Shortly after Stegner’s death, his daughter-in-law wrote that he was always aware of the road he traveled and of the road that still lay ahead. Such an awareness informed most of what he wrote and taught. A sense of place, landscapes, and history permeates his work. Standing in the front ranks of American writers in the latter half of the twentieth century, Stegner sought to capture the truth of ordinary lives and the intricacies of relationships. His students remained his devoted acolytes long after they left his classroom. His impact on the environmental movement, as both a theorist and an activist, was enormous. He was, as his friends said in tribute, a model of generosity and compassion, of discipline and integrity—the embodiment of the themes that lay at the center of his fiction.

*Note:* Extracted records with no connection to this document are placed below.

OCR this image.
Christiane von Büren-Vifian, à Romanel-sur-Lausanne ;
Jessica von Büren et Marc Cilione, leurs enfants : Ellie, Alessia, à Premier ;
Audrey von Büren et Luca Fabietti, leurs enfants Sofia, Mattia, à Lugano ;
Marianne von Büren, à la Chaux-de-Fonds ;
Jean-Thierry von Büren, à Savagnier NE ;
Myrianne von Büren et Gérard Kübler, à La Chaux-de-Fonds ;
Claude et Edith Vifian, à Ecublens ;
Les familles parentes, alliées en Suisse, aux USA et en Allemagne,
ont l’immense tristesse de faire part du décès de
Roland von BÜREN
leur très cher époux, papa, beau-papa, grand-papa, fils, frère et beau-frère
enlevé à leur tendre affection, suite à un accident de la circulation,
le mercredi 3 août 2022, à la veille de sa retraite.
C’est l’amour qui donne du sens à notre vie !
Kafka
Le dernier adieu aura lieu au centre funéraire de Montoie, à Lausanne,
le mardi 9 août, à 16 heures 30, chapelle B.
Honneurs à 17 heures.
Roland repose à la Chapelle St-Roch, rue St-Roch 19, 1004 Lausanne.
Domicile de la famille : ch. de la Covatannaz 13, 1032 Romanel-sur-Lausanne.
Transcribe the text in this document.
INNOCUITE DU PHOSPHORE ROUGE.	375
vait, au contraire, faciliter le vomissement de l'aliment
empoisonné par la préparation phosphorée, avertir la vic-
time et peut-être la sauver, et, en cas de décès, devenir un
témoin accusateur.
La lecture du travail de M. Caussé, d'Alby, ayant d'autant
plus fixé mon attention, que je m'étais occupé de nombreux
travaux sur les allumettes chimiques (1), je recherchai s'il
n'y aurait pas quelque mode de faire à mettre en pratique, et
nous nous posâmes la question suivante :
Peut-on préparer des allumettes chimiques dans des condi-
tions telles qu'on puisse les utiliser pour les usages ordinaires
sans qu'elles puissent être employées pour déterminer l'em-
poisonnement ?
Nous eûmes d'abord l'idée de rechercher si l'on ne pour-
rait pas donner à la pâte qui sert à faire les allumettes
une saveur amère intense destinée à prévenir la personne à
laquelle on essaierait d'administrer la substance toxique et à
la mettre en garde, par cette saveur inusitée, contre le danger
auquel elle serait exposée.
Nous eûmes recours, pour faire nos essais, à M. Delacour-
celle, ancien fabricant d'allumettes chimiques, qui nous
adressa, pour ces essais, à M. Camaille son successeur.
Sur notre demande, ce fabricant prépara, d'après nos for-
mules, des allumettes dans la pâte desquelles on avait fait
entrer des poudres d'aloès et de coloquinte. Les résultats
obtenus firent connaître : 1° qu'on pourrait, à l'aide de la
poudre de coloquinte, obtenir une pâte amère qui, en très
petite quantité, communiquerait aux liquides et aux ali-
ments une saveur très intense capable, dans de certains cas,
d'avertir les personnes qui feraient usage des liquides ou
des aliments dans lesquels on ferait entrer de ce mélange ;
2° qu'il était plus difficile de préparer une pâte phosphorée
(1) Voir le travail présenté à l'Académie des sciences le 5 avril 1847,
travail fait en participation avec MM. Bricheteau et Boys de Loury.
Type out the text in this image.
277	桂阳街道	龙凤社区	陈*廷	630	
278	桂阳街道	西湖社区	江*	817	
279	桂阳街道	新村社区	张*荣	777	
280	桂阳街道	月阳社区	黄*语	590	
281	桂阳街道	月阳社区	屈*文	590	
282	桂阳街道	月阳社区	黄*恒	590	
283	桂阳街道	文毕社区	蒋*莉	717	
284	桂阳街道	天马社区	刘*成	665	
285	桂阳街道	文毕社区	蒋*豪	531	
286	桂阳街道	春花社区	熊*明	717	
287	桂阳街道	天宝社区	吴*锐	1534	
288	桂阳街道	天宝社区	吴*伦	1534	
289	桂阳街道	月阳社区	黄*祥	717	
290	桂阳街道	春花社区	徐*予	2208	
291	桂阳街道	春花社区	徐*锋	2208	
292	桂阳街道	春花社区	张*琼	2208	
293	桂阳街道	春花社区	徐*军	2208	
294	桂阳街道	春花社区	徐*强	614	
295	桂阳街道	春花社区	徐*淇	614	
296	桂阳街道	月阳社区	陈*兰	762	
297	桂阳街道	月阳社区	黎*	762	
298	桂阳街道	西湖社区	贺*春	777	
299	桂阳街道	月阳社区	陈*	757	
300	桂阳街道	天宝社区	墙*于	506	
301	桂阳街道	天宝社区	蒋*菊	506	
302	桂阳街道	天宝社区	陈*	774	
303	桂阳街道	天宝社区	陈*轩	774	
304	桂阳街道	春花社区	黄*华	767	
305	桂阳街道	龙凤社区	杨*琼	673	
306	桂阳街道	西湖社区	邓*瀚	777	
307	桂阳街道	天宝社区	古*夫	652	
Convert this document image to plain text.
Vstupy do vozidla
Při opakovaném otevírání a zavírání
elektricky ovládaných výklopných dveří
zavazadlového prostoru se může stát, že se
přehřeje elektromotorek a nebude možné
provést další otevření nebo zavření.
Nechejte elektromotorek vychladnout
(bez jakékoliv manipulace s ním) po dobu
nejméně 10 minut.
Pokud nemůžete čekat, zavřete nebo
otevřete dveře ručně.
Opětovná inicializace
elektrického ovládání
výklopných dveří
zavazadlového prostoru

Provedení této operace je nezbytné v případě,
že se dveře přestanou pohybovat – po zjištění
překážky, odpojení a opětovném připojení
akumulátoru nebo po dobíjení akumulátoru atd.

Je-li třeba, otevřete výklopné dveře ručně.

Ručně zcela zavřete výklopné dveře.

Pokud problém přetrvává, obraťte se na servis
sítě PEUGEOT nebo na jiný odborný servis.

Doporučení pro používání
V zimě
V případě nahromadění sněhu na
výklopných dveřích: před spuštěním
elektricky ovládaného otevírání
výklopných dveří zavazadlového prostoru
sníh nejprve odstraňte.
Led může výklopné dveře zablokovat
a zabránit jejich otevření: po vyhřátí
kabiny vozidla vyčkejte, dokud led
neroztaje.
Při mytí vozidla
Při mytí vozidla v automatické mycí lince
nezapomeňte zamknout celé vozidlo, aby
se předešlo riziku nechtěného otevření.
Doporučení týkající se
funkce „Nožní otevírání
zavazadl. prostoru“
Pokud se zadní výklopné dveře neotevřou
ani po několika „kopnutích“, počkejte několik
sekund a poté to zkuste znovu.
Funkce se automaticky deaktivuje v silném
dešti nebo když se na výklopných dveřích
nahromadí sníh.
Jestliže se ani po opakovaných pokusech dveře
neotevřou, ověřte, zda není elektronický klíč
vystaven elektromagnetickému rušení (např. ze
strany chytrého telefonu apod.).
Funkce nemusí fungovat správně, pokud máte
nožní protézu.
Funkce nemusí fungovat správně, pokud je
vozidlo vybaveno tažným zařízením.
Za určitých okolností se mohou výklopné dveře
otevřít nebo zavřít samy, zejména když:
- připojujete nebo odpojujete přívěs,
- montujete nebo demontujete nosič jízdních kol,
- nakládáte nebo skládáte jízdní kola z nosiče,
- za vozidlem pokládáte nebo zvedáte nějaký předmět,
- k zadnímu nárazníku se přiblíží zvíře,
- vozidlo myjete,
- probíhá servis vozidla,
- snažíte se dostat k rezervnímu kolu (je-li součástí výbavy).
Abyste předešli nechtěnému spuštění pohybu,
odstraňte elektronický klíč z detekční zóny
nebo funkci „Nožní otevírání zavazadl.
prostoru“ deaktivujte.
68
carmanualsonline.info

Stegner’s papers, including an unpublished autobiography, are in the Marriott Library, University of Utah, Salt Lake City. His few published autobiographical essays are in Wolf Willow. A History, a Story, and a Memory of the Last Plains Frontier (1962); The Sound of Mountain Water: The Changing American West (1969); and Where the Bluebird Sings to the Lemonade Springs: Living and Writing in the West (1992). See also “Autobiography: Wallace Steg-ner” in Contemporary Authors: Autobiography Series, v. 9 (1989). Stegner provided interviews and unrestricted access to his papers to his biographer, Jackson J. Benson, Wallace Stegner: His Life and Work^ (1996). His views on writing, history, and the American West can be found in Conversations with Wallace Stegner on Westem History and Literature, with Richard W. Etulain (1983; revised 1990); Wallace Stegner, On the Teaching of Creative Writing: Responses to a Series of Questions, edited by Edward Connery Lathem (1988), from his 1980 term as a Montgomery Fellow at Dartmouth; and James R. Hepworth, Stealing Glances: Three Interviews with Wallace Stegner (1998). For Stegner’s writings, see Nancy Colberg, Wallace Stegner: A Descriptive Bibliography (1990). Critical studies include Forrest G. and Margaret G. Robinson, Wallace Stegner (1977); Anthony Arthur, ed., Critical Essays on Wallace Stegner (1982); Charles E. Rankin, ed., Wallace Stegner: Man and Writer (1996); and Curt Meine, ed., Wallace Stegner and the Continental Vision: Essays on Literature, History and Landscape (1997). Former students, colleagues, and family offer reminiscences in Page Stegner and Mary Stegner, eds., The Geography of Hope: A Tribute to Wallace Stegner (1996). An obituary is in the New York Times (15 Apr. 1993).